Les conclusions de la Royal Society Open Science Le document "montre que les contaminants microplastiques se trouvent dans les profondeurs les plus profondes des océans".
Des chercheurs de l'Université de Newcastle ont détecté la présence de microplastiques ingérés dans les entrailles de créatures appelées amphipodes Lysianassoidea.
Les organismes étaient situés dans six tranchées océaniques profondes de la côte du Pacifique, y compris le Japon et le Pérou-Chili, à des profondeurs allant de 7 000 m (22 966 pieds) à 10 890 m (35 728 pieds).
Cela indique clairement qu'il ne reste probablement aucune zone dans les océans qui ne soit contaminée par une pollution plastique.
L'étude a révélé que plus de 72% des créatures examinées contenaient au moins une microparticule.
La pollution par les plastiques a un effet néfaste sur les organismes marins du monde, avec une production de plastique estimée à 322 millions de tonnes par an.

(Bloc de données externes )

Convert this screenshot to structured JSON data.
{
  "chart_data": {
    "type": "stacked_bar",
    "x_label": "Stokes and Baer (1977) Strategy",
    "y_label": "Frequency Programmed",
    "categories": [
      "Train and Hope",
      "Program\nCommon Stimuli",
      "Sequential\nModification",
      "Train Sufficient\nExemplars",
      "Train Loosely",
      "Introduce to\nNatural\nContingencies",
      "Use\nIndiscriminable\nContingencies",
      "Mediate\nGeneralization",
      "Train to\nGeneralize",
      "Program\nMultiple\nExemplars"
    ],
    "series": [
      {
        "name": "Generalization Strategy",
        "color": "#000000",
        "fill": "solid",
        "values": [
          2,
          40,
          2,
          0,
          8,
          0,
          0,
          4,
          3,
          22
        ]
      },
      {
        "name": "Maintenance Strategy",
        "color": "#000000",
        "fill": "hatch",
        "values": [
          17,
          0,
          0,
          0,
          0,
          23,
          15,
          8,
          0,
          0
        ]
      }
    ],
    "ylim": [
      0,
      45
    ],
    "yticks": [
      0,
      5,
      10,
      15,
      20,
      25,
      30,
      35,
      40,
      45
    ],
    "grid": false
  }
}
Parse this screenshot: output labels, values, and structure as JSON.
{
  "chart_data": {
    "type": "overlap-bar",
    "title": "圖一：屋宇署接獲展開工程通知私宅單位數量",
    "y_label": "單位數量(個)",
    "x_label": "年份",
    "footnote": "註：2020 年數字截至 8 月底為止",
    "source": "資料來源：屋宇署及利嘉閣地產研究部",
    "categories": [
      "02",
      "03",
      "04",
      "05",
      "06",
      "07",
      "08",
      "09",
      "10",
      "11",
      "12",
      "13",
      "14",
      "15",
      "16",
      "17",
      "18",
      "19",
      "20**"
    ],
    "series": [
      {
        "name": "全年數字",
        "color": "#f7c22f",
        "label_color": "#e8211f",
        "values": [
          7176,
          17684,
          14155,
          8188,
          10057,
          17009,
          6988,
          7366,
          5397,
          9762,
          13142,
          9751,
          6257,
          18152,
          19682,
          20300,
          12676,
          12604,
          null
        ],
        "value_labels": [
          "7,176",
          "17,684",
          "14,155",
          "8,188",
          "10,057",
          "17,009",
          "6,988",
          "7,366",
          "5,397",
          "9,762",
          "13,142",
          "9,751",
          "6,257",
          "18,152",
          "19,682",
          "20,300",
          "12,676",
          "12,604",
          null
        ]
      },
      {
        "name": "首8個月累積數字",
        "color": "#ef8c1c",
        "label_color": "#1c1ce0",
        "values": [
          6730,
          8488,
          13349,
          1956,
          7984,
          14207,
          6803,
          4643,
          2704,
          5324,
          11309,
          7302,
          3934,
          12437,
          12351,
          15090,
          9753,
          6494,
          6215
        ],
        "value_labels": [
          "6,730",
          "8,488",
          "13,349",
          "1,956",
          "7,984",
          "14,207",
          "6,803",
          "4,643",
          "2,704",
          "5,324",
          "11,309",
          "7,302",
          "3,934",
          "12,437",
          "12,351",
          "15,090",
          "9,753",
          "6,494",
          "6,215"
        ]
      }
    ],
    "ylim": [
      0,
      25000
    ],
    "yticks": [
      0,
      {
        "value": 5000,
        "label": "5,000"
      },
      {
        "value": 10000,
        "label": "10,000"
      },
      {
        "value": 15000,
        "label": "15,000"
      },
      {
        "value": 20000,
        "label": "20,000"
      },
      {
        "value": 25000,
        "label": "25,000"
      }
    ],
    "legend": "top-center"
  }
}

Plus de 5 000 milliards de pièces en plastique pesant plus de 250 000 tonnes flottent actuellement à la surface de la mer.
Alors que la majorité du plastique présent dans les océans flotte à la surface, des études telles que celle-ci montrent que la dégradation et la fragmentation des plastiques vont s’enfoncer dans les habitats sous-marins profonds.
"Les microplastiques sont particulièrement préoccupants dans les environnements marins car ils peuvent être de taille similaire ou plus petite que les proies ou les particules sélectionnées pour être ingérées par des organismes marins", écrit l'étude.
"La taille des microplastiques les rend biodisponibles, ce qui facilite leur entrée dans la chaîne alimentaire à divers niveaux trophiques et leur bioaccumulation."
L'étude a révélé que l'ampleur des effets néfastes de la pollution par les plastiques sur la vie marine n'était pas complètement comprise, bien que l'on sache qu'elle affecte négativement environ 700 espèces marines, principalement par ingestion.
Bien que vivant dans des habitats isolés, l'équipe de recherche a découvert des fibres plastiques et synthétiques, notamment du nylon, du polyéthylène et de l'alcool polyvinylique, à l'intérieur de la plupart des amphipodes examinés.
Étant donné que de nombreux organismes des eaux profondes, y compris les amphipodes, ont évolué pour assurer le succès de l'alimentation avec de rares occasions, l'ingestion de nouveaux corps étrangers est très probable.
Les microplastiques consommés par les petites espèces de proie peuvent avoir des conséquences sur l’ensemble de la chaîne alimentaire, car les amphipodes constituent un aliment pour les poissons et les crustacés consommés par les prédateurs, y compris les oiseaux et les humains.
"Cette étude rapporte l'enregistrement le plus profond d'ingestion de microplastique, indiquant que les débris anthropiques sont biodisponibles pour les organismes situés à certains des endroits les plus profonds des océans de la Terre", ont écrit des chercheurs.